I love experiences or people who are so Other that I find myself sucked out of my day-to-day mindset into a new realm, except I can not recall who I am or how I got there. I love people who wear their character traits like jagged slabs cut from the collective consciousness. Even when some of these “character traits” can be construed as negative or wrong. Example: Mrs Weber. She and Mr Weber lived halfway up a hill that bore their name. It was a bitch of a hill if you were riding your bike because you would have to slow down for the junction at the bottom before giving it over the gravel in the hope that you would maintain enough speed past the driveway before the geese got to you, their wings spread and their bills wide open in a steady hiss.
No one I’ve ever known could smoke like Mrs. Weber. Her head seemed to be festooned in a constant cloud, her already diminutive frame shrinking a little more each day as all the moisture was steadily sucked from her body. My prevailing memories of her are her mat of yellowing white hair and the steady bounce of a long cigarette, which she kept perched in her mouth as she spoke. It seemed that at any moment it would surely fall out, but somehow it always stayed, held on by the smallest tug from her thin lips.
You see? Isn’t see marvellous? So you can understand why Friday night turned out to be such a gold mine experience. I went with lovely Jackie from work, her mom and another mum and daughter to an “Africa Night” fundraiser, to raise money for the hospital’s neonatal unit. The agenda included both a fashion show and food, but no one was expecting “The Voice.”
First the food. Oh, the food. Rice, fluffy maize, tripe (I admit I passed on the tripe, although Jackie was brave and tried some), chicken, fried plantains (swoon!), gizzards (again, I passed), huge chunks of fish, greens and more. But the best thing was my new big girl dream food: spinach cooked with peanut butter. These African women know a good thing when they find it. I don’t know what was better: the actual taste of it or the pleasure of my surprise at just how good it was.
The turnout was very small, as the German and Christmas markets now in full swing, not to mention the countless other Yuletide events going on in the city. But there was good enthusiasm and cheer all-round, thanks in a big part to the organizer, whose name I have forgotten, and also this little man pictured with her, who unintentionally entertained the group by dancing aimlessly around the hall (and in perfect rhythm).
Throughout the early part of the evening The Voice (for this is what he called himself) lingered near the back of the hall, nursing a beer and staring with a curious seriousness toward all of us at the tables. I won’t describe the outfit because you can see it on the video, except to say that after his performance I noticed that he had changed his belt buckle to a giant golden butterfly. He went back to drinking but would periodically start to dance, obviously going over a routine he had designed.
The organizer didn’t know who he was. He just showed up, having learned of the event from someone else. When he asked her if he could sing, her response was “why not?” And so he sang. Four songs. And I’m here to tell you: You’ve not lived until you’ve heard a bearded transvestite belt out “You’ll Never Walk Alone” at an African-themed fundraiser at a church hall in the dead of an Edinburgh winter.

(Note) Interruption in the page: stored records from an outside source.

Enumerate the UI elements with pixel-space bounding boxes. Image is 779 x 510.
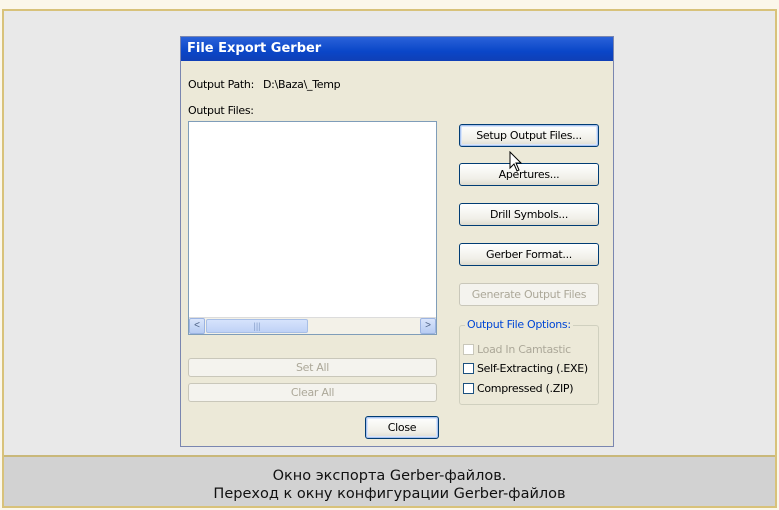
generate-output-files-button[interactable]: Generate Output Files: [459, 283, 599, 306]
scroll-right-button[interactable]: >: [420, 318, 436, 334]
caption-line-2: Переход к окну конфигурации Gerber-файло…: [213, 486, 566, 502]
output-path-value: D:\Baza\_Temp: [263, 78, 341, 91]
load-in-camtastic-label: Load In Camtastic: [477, 343, 571, 356]
compressed-checkbox[interactable]: Compressed (.ZIP): [463, 382, 574, 396]
apertures-button[interactable]: Apertures...: [459, 163, 599, 186]
illustration-frame: File Export Gerber Output Path: D:\Baza\…: [2, 9, 777, 508]
output-path-label: Output Path:: [188, 78, 254, 91]
set-all-button[interactable]: Set All: [188, 358, 437, 377]
checkbox-box[interactable]: [463, 383, 474, 394]
setup-output-files-button[interactable]: Setup Output Files...: [459, 124, 599, 147]
self-extracting-checkbox[interactable]: Self-Extracting (.EXE): [463, 362, 588, 376]
scroll-left-button[interactable]: <: [189, 318, 205, 334]
compressed-label: Compressed (.ZIP): [477, 382, 574, 395]
dialog-title: File Export Gerber: [181, 37, 613, 61]
load-in-camtastic-checkbox[interactable]: Load In Camtastic: [463, 343, 571, 357]
gerber-format-button[interactable]: Gerber Format...: [459, 243, 599, 266]
clear-all-button[interactable]: Clear All: [188, 383, 437, 402]
horizontal-scrollbar[interactable]: < ||| >: [189, 317, 436, 334]
caption-line-1: Окно экспорта Gerber-файлов.: [272, 468, 507, 484]
scroll-thumb[interactable]: |||: [206, 319, 308, 333]
output-file-options-title: Output File Options:: [465, 318, 573, 331]
output-files-list[interactable]: < ||| >: [188, 121, 437, 335]
file-export-gerber-dialog: File Export Gerber Output Path: D:\Baza\…: [180, 36, 614, 447]
output-files-label: Output Files:: [188, 104, 254, 117]
mouse-cursor-icon: [509, 151, 523, 172]
checkbox-box[interactable]: [463, 363, 474, 374]
self-extracting-label: Self-Extracting (.EXE): [477, 362, 588, 375]
drill-symbols-button[interactable]: Drill Symbols...: [459, 203, 599, 226]
caption: Окно экспорта Gerber-файлов. Переход к о…: [4, 455, 775, 506]
close-button[interactable]: Close: [365, 416, 439, 439]
checkbox-box[interactable]: [463, 344, 474, 355]
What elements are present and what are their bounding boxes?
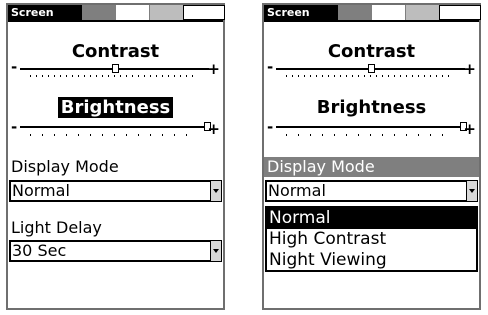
title-bar-segment — [439, 5, 481, 20]
title-bar-segment — [82, 5, 115, 20]
option-normal[interactable]: Normal — [267, 208, 476, 229]
chevron-down-icon — [469, 189, 475, 193]
window-title: Screen — [8, 5, 82, 20]
contrast-ticks — [286, 75, 453, 77]
brightness-minus[interactable]: - — [11, 119, 17, 135]
contrast-minus[interactable]: - — [267, 59, 273, 75]
display-mode-label: Display Mode — [11, 157, 119, 176]
light-delay-dropdown[interactable]: 30 Sec — [9, 240, 222, 262]
title-divider — [8, 20, 223, 22]
contrast-plus[interactable]: + — [463, 61, 476, 77]
brightness-ticks — [30, 134, 197, 136]
title-bar: Screen — [8, 5, 225, 20]
display-mode-label: Display Mode — [264, 157, 479, 177]
brightness-label: Brightness — [8, 97, 223, 119]
brightness-ticks — [286, 134, 453, 136]
brightness-track[interactable] — [276, 126, 465, 128]
dropdown-button[interactable] — [210, 240, 222, 262]
contrast-ticks — [30, 75, 197, 77]
brightness-label: Brightness — [316, 97, 427, 118]
contrast-thumb[interactable] — [368, 64, 375, 73]
light-delay-label: Light Delay — [11, 218, 102, 237]
dropdown-button[interactable] — [466, 180, 478, 202]
display-mode-dropdown[interactable]: Normal — [265, 180, 478, 202]
contrast-label: Contrast — [71, 41, 160, 62]
contrast-plus[interactable]: + — [207, 61, 220, 77]
title-divider — [264, 20, 479, 22]
contrast-minus[interactable]: - — [11, 59, 17, 75]
window-title: Screen — [264, 5, 338, 20]
light-delay-value: 30 Sec — [12, 241, 67, 260]
chevron-down-icon — [213, 189, 219, 193]
option-high-contrast[interactable]: High Contrast — [267, 229, 476, 250]
title-bar-segment — [183, 5, 225, 20]
dropdown-button[interactable] — [210, 180, 222, 202]
title-bar-segment — [338, 5, 371, 20]
contrast-thumb[interactable] — [112, 64, 119, 73]
brightness-track[interactable] — [20, 126, 209, 128]
screen-settings-panel: Screen Contrast - + Brightness - + Displ… — [262, 3, 481, 310]
contrast-label: Contrast — [327, 41, 416, 62]
brightness-plus[interactable]: + — [463, 121, 476, 137]
title-bar-segment — [371, 5, 405, 20]
title-bar: Screen — [264, 5, 481, 20]
display-mode-options[interactable]: Normal High Contrast Night Viewing — [265, 206, 478, 272]
chevron-down-icon — [213, 249, 219, 253]
screen-settings-panel: Screen Contrast - + Brightness - + Displ… — [6, 3, 225, 310]
title-bar-segment — [149, 5, 183, 20]
title-bar-segment — [115, 5, 149, 20]
brightness-minus[interactable]: - — [267, 119, 273, 135]
option-night-viewing[interactable]: Night Viewing — [267, 250, 476, 271]
display-mode-dropdown[interactable]: Normal — [9, 180, 222, 202]
display-mode-value: Normal — [12, 181, 70, 200]
brightness-plus[interactable]: + — [207, 121, 220, 137]
title-bar-segment — [405, 5, 439, 20]
display-mode-value: Normal — [268, 181, 326, 200]
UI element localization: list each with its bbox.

I do hope I don’t sound demeaning or smug, as my enthusiasm for weird is genuine. The pool of weird is where all the best metaphors are born, slithering out of the muck of the creative mire. It is where I experience my best lessons of humility and wonder and where all my knots of perception are loosened so I can move again, free in the gateless land of impermanence.
So there. In other news, Yuletide has reached this kitchen witch’s hideaway. The black roses of Samhain are tucked away into a vase in the hall. The wreath is hung from the door and my beloved Greenman candle holder is surrounded by red tinsel (with stars!). I hope my beloved will be pleased with my attempts to join in his plans for a tat-filled, glorious holiday season of good cheer and kitsch. I have hauled out my Christmas music, which differs from JP’s as mine is the whispering Pagan tones of Loreena McKennitt and his is Rockin’ Around the Xmas Tree. We’ll both have days off over the holidays and I hope we can visit both the Surgeon’s Hall Museum and the Dungeon.
In our house there is nothing as festive as blood and a little cheerful fear:
I am sending cards this year. Anyone want a card? Hold up your hands. No - that’s not working. I can’t see you. Best email me with your address and a card you shall have. Those of you whose addresses I already have will have no choice but to receive a card.
Finally, there is still a moose loose aboot this hoose. I saw him again last night, flitting about the kitchen looking for crumbs. The traps are still out but not only do I think this is the smartest mouse ever, I think I’m becoming attached to him. Watching him last night he was…cute. Really cute. Perhaps JP will help me to pull the washing machine out from the wall, to see what we can see. But other than keeping the kitchen floor scrubbed, I don’t know what else to do.
Time to cook. This Spag-bog isn’t going to make itself.